Tesla in the US, and the newly emerging Lucid and Rivian, as well as China's new car makers, are gobbling up the turf of Japanese and German cars. SAIC, which owns the British marque, is using technology transfer to enter the European market.
In the industry chain, the competition for batteries is also becoming increasingly fierce. BYD's supply of batteries to Tesla directly sent the company's market value to the 1 trillion yuan mark. And the news didn't shake the rising trend of "Ning Wang" (Ningde Times) shares, reflecting the market's ample enthusiasm for the new energy vehicle industry chain.
In contrast, Germany's opposition to the 2035 ban is understandable: in the case of lithium batteries, for example, the European battery industry is lagging behind in terms of talent, technology accumulation, raw material supply and even industry chain structure.
It's not for nothing that Ferrari broke with tradition last year by appointing Vigna as chief executive, who has never been in the car business and was previously an executive at semiconductor maker STMicroelectronics. Vigna knows the Apple and Tesla people well, and brings a deep tech DNA to Ferrari.

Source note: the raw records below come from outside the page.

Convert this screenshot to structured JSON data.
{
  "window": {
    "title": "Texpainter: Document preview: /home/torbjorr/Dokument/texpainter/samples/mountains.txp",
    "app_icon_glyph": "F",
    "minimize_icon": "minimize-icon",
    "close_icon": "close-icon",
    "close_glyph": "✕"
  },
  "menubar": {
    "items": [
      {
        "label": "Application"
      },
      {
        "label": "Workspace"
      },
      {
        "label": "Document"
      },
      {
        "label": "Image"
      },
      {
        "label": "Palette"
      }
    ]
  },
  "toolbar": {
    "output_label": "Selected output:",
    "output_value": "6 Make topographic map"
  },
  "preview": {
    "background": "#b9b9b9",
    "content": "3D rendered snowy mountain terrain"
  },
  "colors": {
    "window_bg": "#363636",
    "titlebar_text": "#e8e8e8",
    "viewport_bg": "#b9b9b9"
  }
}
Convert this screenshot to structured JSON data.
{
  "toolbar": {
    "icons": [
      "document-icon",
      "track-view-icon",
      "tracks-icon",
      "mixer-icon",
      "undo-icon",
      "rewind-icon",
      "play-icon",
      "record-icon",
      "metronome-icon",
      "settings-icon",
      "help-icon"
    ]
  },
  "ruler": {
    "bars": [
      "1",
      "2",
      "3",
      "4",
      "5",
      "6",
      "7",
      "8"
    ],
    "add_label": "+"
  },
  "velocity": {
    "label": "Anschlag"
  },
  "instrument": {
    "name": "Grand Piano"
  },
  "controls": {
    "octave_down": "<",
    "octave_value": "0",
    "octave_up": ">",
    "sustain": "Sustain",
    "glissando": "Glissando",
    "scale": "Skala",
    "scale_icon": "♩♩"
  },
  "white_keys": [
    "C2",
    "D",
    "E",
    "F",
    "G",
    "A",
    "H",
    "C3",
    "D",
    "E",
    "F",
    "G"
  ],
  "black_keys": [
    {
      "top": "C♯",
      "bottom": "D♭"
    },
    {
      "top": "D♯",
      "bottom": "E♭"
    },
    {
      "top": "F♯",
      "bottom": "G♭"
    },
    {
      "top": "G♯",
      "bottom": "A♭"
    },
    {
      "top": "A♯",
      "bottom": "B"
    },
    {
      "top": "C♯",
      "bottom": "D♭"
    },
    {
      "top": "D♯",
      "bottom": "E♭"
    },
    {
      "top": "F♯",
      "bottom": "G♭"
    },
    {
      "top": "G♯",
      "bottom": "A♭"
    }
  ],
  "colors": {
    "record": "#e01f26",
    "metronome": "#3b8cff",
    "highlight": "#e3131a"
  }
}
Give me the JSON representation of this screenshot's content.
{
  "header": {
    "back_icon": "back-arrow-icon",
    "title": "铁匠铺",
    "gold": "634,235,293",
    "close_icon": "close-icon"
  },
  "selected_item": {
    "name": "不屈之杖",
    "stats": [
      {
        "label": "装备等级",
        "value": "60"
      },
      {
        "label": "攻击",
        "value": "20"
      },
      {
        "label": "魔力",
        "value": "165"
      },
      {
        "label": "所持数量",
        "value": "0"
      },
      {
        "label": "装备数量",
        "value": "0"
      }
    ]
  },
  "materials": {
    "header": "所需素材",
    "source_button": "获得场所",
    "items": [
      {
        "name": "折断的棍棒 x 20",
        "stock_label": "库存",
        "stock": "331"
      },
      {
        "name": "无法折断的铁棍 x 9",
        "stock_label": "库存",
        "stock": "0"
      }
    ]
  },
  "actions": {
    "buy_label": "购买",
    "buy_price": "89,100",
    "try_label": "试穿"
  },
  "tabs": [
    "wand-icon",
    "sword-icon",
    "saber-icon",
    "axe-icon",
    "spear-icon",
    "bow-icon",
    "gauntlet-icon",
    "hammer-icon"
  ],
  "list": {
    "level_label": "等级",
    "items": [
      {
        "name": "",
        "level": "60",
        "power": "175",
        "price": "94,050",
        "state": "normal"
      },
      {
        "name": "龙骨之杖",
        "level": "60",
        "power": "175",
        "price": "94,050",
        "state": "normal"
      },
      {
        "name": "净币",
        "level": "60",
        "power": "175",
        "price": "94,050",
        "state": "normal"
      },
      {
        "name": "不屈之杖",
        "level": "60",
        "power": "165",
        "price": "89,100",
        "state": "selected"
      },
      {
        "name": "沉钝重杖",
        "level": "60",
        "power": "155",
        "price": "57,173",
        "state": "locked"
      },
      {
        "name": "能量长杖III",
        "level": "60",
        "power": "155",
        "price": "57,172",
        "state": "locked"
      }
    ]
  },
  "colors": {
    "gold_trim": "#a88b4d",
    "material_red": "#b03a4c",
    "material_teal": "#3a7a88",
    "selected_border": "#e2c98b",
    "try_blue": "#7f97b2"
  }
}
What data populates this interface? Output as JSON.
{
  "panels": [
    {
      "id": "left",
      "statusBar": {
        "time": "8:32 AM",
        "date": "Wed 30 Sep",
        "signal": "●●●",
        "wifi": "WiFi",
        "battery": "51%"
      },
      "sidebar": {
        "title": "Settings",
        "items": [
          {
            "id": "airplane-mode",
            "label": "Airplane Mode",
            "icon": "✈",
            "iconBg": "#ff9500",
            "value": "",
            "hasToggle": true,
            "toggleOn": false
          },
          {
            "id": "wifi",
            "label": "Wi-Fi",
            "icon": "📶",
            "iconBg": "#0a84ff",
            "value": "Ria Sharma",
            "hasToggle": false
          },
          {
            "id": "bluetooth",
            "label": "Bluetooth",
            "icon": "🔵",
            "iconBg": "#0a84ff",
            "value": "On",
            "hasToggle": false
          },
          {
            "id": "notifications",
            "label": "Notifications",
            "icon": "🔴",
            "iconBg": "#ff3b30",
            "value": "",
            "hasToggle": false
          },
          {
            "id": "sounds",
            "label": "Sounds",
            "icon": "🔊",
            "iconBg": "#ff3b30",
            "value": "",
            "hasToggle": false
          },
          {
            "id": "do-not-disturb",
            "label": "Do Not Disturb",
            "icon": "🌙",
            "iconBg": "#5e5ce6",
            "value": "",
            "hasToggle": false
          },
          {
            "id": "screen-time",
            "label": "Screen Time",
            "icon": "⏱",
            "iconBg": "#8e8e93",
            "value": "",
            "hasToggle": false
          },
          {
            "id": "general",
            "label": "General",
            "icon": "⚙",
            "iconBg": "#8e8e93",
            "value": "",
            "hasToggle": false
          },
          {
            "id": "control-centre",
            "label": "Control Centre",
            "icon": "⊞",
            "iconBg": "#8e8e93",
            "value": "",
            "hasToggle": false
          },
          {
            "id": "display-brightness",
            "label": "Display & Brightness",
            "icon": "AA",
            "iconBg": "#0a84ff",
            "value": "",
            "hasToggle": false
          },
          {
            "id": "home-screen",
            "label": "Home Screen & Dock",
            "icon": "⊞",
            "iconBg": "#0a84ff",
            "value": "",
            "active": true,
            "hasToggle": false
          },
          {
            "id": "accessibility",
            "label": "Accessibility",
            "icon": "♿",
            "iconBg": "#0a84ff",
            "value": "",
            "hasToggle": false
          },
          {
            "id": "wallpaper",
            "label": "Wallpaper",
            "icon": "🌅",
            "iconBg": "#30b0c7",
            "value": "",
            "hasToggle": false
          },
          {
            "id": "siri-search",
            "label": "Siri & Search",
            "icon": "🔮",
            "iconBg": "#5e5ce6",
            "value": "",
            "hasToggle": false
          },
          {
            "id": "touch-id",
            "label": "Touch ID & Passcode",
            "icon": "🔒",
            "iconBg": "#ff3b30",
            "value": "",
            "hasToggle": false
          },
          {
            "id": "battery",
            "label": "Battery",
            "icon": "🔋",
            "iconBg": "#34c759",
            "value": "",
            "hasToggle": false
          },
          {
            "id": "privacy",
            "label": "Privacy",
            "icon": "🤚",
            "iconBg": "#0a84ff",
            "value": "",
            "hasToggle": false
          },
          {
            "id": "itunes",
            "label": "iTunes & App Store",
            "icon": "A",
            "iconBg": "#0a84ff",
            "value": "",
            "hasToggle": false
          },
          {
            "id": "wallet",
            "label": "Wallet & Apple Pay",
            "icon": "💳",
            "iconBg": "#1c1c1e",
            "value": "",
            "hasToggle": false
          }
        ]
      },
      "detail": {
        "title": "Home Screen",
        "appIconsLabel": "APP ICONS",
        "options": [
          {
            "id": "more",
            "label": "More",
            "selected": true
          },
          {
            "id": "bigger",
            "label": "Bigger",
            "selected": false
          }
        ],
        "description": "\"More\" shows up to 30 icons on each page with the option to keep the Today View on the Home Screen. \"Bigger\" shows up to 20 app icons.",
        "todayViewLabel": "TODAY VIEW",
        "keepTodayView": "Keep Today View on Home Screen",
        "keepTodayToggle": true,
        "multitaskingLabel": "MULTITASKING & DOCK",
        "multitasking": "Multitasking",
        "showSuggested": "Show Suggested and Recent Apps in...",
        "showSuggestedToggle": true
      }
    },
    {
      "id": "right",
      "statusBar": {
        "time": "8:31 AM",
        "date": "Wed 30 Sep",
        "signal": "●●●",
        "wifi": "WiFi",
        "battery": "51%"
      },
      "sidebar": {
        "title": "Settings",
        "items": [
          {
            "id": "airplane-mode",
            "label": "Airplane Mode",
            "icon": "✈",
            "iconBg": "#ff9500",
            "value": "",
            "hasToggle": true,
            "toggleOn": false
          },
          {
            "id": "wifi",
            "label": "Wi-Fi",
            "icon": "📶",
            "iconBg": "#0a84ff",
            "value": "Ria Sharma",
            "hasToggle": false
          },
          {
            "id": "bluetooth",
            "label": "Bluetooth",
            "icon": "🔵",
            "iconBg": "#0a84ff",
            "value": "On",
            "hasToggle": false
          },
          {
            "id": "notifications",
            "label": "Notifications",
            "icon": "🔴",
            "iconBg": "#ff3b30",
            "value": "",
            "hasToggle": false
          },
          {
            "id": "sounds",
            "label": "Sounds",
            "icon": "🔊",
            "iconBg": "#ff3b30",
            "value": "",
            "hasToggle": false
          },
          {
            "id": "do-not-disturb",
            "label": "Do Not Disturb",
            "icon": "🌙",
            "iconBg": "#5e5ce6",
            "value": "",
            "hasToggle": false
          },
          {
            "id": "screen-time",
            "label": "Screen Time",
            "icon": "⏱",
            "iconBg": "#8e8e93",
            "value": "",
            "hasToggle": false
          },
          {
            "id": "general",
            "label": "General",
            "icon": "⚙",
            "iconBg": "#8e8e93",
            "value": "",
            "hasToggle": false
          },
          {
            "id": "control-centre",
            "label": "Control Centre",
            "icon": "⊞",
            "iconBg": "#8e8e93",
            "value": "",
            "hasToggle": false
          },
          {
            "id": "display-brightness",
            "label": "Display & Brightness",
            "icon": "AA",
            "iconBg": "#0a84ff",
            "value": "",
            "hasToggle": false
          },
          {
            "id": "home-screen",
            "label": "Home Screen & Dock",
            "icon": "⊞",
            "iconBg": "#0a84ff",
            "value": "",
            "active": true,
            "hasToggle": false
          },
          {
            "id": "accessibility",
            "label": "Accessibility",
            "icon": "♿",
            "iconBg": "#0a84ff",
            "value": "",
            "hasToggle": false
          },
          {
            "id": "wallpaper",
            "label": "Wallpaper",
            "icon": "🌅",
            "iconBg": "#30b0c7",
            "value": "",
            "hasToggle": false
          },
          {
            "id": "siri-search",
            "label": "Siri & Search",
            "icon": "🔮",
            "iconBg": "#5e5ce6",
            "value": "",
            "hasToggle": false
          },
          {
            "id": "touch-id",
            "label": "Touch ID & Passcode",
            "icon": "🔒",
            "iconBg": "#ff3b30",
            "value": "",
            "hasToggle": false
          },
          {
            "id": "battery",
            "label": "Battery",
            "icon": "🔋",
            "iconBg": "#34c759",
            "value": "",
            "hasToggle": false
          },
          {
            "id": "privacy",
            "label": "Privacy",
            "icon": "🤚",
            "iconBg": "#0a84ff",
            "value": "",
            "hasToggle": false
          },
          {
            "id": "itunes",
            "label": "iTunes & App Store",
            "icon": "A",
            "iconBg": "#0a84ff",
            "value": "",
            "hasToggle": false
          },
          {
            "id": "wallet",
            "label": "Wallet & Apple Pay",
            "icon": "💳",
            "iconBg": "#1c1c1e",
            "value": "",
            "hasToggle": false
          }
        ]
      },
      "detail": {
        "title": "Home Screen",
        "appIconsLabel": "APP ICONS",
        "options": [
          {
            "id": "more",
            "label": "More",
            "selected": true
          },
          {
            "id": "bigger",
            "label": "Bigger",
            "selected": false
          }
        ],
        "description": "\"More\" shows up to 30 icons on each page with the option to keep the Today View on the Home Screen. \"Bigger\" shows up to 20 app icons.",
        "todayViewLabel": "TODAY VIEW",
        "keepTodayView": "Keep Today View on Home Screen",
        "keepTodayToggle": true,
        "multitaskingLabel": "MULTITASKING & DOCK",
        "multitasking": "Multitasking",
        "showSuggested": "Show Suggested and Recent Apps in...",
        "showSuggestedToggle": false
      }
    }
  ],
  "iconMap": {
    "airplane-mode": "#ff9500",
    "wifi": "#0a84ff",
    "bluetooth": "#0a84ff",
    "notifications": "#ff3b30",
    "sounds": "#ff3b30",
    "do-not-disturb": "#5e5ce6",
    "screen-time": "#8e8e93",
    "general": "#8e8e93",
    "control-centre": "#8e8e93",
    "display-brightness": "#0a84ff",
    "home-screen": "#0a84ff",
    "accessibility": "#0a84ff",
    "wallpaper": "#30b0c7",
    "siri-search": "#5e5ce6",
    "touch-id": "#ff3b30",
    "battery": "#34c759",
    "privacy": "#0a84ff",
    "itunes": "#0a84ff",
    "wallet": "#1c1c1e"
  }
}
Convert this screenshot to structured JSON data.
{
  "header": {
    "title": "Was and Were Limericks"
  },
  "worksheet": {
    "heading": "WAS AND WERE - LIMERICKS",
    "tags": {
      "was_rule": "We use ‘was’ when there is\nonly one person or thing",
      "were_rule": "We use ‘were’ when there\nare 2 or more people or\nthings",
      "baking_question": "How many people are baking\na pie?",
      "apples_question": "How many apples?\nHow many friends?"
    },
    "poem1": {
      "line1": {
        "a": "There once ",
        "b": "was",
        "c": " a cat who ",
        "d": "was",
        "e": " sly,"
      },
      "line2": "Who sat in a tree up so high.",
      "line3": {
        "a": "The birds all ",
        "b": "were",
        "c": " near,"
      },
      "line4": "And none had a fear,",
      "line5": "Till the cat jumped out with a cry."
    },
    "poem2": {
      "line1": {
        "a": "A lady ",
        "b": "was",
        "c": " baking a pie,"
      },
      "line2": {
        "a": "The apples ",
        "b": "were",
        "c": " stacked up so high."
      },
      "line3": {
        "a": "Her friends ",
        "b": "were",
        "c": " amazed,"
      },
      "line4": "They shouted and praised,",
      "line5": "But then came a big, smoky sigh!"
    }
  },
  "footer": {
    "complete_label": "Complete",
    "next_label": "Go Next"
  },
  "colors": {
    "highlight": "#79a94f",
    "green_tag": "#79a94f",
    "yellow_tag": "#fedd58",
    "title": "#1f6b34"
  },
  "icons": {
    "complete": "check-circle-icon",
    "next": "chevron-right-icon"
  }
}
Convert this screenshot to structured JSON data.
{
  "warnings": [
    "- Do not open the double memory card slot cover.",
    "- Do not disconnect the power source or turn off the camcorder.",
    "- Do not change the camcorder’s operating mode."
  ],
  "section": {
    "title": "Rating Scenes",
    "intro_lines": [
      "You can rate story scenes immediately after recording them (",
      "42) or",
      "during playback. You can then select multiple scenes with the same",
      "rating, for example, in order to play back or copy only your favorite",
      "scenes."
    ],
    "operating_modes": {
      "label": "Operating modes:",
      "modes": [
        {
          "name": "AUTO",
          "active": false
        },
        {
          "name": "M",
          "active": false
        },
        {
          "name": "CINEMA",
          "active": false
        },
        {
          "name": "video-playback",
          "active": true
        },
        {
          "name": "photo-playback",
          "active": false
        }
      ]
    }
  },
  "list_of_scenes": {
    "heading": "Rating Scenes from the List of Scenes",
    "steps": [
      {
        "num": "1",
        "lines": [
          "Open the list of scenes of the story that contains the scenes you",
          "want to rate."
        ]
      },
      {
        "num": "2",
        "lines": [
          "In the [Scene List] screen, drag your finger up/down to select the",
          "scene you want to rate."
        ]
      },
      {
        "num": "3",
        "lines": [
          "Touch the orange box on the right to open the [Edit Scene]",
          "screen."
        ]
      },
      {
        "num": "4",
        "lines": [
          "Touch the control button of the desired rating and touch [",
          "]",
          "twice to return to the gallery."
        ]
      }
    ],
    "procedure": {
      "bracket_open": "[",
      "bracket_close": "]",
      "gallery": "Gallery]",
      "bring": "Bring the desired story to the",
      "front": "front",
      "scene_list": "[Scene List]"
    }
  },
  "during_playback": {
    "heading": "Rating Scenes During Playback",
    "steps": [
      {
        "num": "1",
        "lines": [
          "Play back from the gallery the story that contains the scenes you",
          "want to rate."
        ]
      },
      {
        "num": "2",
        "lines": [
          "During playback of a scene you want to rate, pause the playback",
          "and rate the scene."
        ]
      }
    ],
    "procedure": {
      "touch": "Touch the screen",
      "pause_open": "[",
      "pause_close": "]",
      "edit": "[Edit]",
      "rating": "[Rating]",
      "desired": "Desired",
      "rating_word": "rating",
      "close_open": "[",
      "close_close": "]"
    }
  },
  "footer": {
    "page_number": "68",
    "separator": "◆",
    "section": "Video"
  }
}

In fact, the use of batteries offers some benefits to sports car design as well. Electric cars don't need long drive shafts, bulky transmissions, electric motors are much smaller than internal combustion engines, and these components can be rearranged to optimize weight configurations. Each wheel can have its own electric motor that can be programmed to run at slightly different speeds in order to maximize cornering maneuverability.
The last bastion?
Our 'Aventador makes you feel like a driver, a hero', says Lamborghini CTO Rouven Mohr, and recreating that feeling in an electric car 'is our main mission'.
The designers of every sports car think so. In the UK, Aston Martin will launch its first all-electric car in 2025, and McLaren will launch its first all-electric model in 2028.
Historically, an industry trend is, indeed, inevitable. But trends come with their own rigidity, often leading to homogenization in production and design. In the field of mobile phones, since Apple 'sealed the deal', it has been hard to find phones on the market that don't look like the iPhone - the uniformity of 'beauty' has stifled the creativity of many creators, and the feelings of consumers.
When you get a chance to drive a 'current generation' Volvo, the Thor's Hammer and Viking Axe head and tail lights, the small 4-inch display, the waterfall control panel, the moderately responsive physical buttons, and the power are all as full of Bauhaus and minimalist simplicity, 'make the best of it' practicality, and especially 'what you touch is what you get' security as the Nokia phones of the era. And the sense of order that "everything is under my control".
It's a much better experience than today's molded-in buckets with big LCD screens, through-the-wall taillights, and in some cases, their own sunroof visors.
Perhaps the last aesthetic hope for automotive diversity will have to be pinned on supercars.